The Fund delivered +0.72% in November, 9.35% over 12 months and 6.75% annualised since inception (April 2016), continuing to deliver over 5% net return above the RBA cash rate.
In December 2022, as we combed through the economic forecast of the major banks and research houses, we saw considerable consensus around the RBA cash rate peaking at 3.1% to 3.85% by March or April 2023, inflation falling to circa 3% by December 2023 and Australian residential property falling some 15%-20% peak to trough. With the benefit of time, we now know rates didn’t peak in early 2023, property didn’t fall as expected, and inflation didn’t subside despite the prolific use of monetary policy. Looking at 2024, reading these same reports, and undertaking our analysis, what actionable insights can we draw from these prior forecasts that haven’t proven to be particularly reliable?
Firstly, maintaining our focus on investing in shorter-dated opportunities, that is, positions where we can either renew or where capital is returned every 12-24 months. The Fund today (as at 30 November 2023) has a weighted average life of 0.57 years, which means 50% of the capital could, based on contractual terms, be returned within 6.80 months, enabling us to change how we invest as the outlook changes. Secondly, diversification or, more importantly, the lack of any large concentration in any sector or individual loan will reduce the risk of certain unforeseen economic events having a material impact on the Fund. Currently, the Fund’s largest single asset is 0.99% of the Fund. We believe further our focus on such elements can provide a strong foundation to navigate 2024 and continue delivering strong returns to our investors.

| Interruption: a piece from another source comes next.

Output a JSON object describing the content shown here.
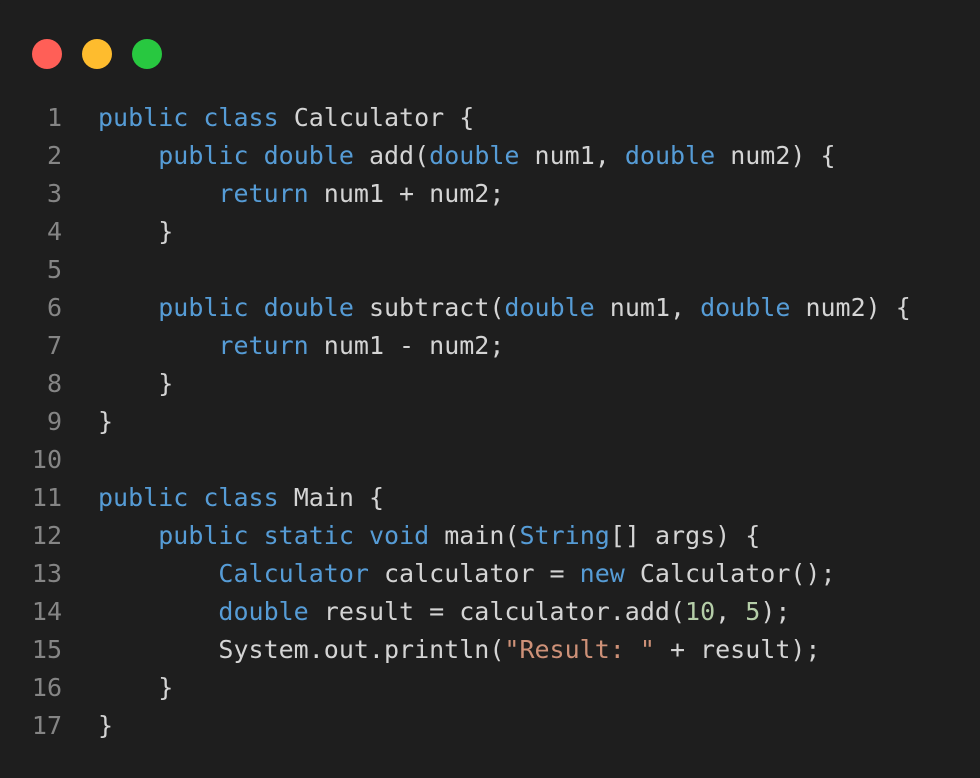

As investors may have observed, monthly returns will vary month to month, largely due to activity levels (recycling money from one maturing investment into a new investment), which results in the Fund holding higher than targeted cash levels throughout the month, detracting from returns in the short term. While we acknowledge this short-term impact, the imperatives around following our investment process and staying true to label in targeting assets that will perform through the economic cycle is of far greater significance. This rigour in our approach will mean we may say no to transactions in the late stages of due diligence, which causes higher levels of cash held for such investments to be deployed later. We believe making the right investment decisions rather than minimising cash held is of far greater significance in maximising returns over the long term
On behalf of the Manning Team, we thank all our clients for their ongoing support and wish everyone an enjoyable break over the festive season.